More striking, when Levine stuffed both groups of animals with high-fat kibble for several weeks until they developed a rodent version of diabetes, the normal mice subsequently reversed the condition by running, even as they continued on the fatty diet.

But after weeks of running, the autophagy-resistant mice remained diabetic. They also had higher levels of cholesterol than the other mice. Exercise had not made them healthier.

Levine and her colleagues concluded that an increase in autophagy, prompted by exercise, seems to be a crucial step in improving health.

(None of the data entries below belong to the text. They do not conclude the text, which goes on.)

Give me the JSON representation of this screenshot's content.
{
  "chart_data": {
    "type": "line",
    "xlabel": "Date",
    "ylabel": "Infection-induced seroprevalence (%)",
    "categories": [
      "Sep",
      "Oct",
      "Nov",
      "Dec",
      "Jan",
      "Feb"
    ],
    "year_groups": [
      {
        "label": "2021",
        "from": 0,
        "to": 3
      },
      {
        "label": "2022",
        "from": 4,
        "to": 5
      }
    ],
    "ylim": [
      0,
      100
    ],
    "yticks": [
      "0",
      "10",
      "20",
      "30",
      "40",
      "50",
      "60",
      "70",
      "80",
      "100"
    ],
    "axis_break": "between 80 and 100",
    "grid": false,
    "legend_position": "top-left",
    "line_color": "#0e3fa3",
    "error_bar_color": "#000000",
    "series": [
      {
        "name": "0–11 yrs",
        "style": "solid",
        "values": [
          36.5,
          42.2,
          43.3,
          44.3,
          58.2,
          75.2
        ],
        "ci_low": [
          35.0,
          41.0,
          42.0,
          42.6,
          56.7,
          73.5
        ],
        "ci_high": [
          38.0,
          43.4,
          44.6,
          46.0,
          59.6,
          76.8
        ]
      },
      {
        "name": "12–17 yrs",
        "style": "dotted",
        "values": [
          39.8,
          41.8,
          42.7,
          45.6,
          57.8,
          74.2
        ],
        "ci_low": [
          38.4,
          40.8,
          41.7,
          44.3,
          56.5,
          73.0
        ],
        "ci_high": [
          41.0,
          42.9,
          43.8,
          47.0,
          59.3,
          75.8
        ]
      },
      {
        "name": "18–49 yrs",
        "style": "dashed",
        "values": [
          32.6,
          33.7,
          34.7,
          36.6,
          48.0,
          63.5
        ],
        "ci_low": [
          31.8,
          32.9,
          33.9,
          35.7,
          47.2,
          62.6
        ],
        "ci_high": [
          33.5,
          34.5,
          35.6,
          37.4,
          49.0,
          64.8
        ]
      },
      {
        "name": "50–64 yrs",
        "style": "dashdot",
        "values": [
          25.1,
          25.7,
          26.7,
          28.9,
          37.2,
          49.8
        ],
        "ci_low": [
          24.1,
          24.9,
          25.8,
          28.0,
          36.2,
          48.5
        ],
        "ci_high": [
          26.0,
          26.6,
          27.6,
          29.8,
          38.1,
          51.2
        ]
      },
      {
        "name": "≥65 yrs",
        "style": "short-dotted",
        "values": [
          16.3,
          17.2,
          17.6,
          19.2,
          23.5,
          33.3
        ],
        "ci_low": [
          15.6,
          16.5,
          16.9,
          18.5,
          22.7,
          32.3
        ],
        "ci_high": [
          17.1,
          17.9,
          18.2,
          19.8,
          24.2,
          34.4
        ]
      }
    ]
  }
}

The finding is “extremely exciting,” said Zhen Yan, of the Center for Skeletal Muscle Research at the University of Virginia, who is also studying autophagy and exercise. The study, he said, “improves our understanding of how exercise has salutary impacts on health.”

The implications of Levine’s results are broad. It’s possible, for instance, that people who don’t respond as robustly to aerobic exercise as their training partners may have sputtering or inadequate autophagy systems.

“It’s very difficult to study autophagy in humans,” Levine said. So it would be a leap to suggest that someday, autophagy-enhancing drugs or specialized exercises could help people fully benefit from exercise.

For Levine, the study underscores the importance of staying active. The control mice and the genetically modified group had “normal background levels of autophagy” during everyday circumstances, Levine noted. But this base-line level of cellular housecleaning wasn’t enough to protect them in the face of a poor diet.

“I never worked out consistently before,” Levine said. But now, having witnessed how exercise helped scour the cells of the running mice, she has bought a treadmill.